A un lado del altar están los oficiantes, tres bonzos vestidos de blanco, llevando sobre los hombros un pedazo de tela dorada con rosas multicolores, igual, absolutamente igual en su tejido á las capas litúrgicas de los sacerdotes católicos. La única diferencia es de confección. En Occidente, estas telas son cortadas y cosidas para formar con ellas vestiduras de un tipo ritual, mientras que los bonzos las colocan sobre sus hombros sin modificarlas, tal como las adquieren, recién salidas de los famosos telares de Kioto.

Vuelvo á notar, como en Niko, una semejanza física entre algunos de estos bonzos y muchos sacerdotes europeos. Los hay de pura raza japonesa, con una fealdad asiática, y son los más. Pero otros de nariz aguileña, grandes anteojos y cierta gordura fresca, pálida y lustrosa, de varón que lleva una vida sedentaria y se mantiene á cubierto de la intemperie, recuerdan á muchos clérigos españoles, franceses é italianos. Debo añadir que esta misma semejanza la he encontrado entre los bracmanes de la India, como si la identidad de las funciones crease con el curso de los siglos un tipo sacerdotal común á toda la tierra.

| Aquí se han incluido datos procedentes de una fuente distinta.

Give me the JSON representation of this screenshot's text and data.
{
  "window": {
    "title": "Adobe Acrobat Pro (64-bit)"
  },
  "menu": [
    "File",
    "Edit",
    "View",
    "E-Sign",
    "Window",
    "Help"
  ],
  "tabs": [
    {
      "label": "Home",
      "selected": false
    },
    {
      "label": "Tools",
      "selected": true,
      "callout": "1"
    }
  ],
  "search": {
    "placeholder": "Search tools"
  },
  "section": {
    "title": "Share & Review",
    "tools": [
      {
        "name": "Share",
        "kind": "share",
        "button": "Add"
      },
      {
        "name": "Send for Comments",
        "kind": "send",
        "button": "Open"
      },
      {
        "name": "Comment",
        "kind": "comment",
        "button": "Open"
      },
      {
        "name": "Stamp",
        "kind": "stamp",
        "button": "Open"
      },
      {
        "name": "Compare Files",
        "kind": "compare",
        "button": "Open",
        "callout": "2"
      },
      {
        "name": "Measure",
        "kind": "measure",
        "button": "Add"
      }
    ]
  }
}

Mientras cantan los bonzos sus oficios, contemplo los adornos de esta pagoda majestuosa. En las cornisas hay figuras humanas multicolores, de hermosas y sonrosadas carnes, tañendo diversos instrumentos de música. Son los «tomines», ángeles del budismo, también de rara semejanza con los ángeles de la religión católica, llevando las mismas alas é iguales rostros afeminados; pero los del budismo son menos ambiguos y tienen francamente formas de mujer.

Algo se mueve en lo alto, entre las tallas é imágenes. Mi vista se acostumbra á la semiobscuridad de las naves, y distingo numerosos ojos que brillan como pequeños diamantes. Luego unas envolturas de pelo obscuro avanzan con ligero trotecillo por los salientes arquitectónicos. Legiones de ratas habitan estos navíos sagrados, y salen de sus escondrijos atraídas sin duda por el olor de los comestibles que llevan en sus cestos las devotas comadres y por los cánticos de los bonzos que están en el coro.

Veo que el oficiante principal se halla ahora derecho ante el altar, de espaldas á los fieles, con las dos manos al nivel de su cabeza, gesto idéntico á otro que he presenciado muchas veces. Luego se vuelve de frente á los devotos y agita las manos como si los bendijese, mientras susurra palabras ininteligibles.

Me marcho. No quiero ver más un espectáculo que carece para mí del atractivo de la novedad. ¡Las sorpresas del Asia!... Indudablemente estos bonzos han copiado de los misioneros sus gestos litúrgicos. Luego pienso que su religión es seis siglos más antigua que el cristianismo, y cuando llegó aquí San Francisco Javier ya tenían cerca de dos mil años las ceremonias que acabo de presenciar.

En los patios del templo vuelan grandes bandas de palomas. A veces cubren espacios enormes con una capa movediza de plumas y arrullos. Luego, al elevarse asustadas por una presencia extraordinaria, blanquean todo un alero, obscuro y carcomido, de estas pagodas vetustas.

Kioto es una de las poblaciones más grandes del Japón, pero se mantiene al margen de la reforma occidental, iniciada hace medio siglo. En ella los inventos modernos no hacen mas que deslizarse. Los hijos del país los emplean si les son útiles, pero siguen fieles á la tradición.

Esta ciudad, que es la más japonesa de todas, sirve de refugio á las viejas artes. Aquí viven en pequeños talleres de familia los pintores, bordadores, tejedores y orfebres más célebres. Cuando las otras poblaciones necesitan un objeto precioso que simbolize el arte del país, lo encargan á Kioto.

Algunas calles están atravesadas por canales, en los que navegan barcazas de comercio, y sobre cuya superficie se elevan puentes desmesuradamente arqueados. En los almacenes, los vendedores van todos con kimono negro. Una cortesía para el comprador, como si los tenderos de Occidente fuesen todos vestidos de frac.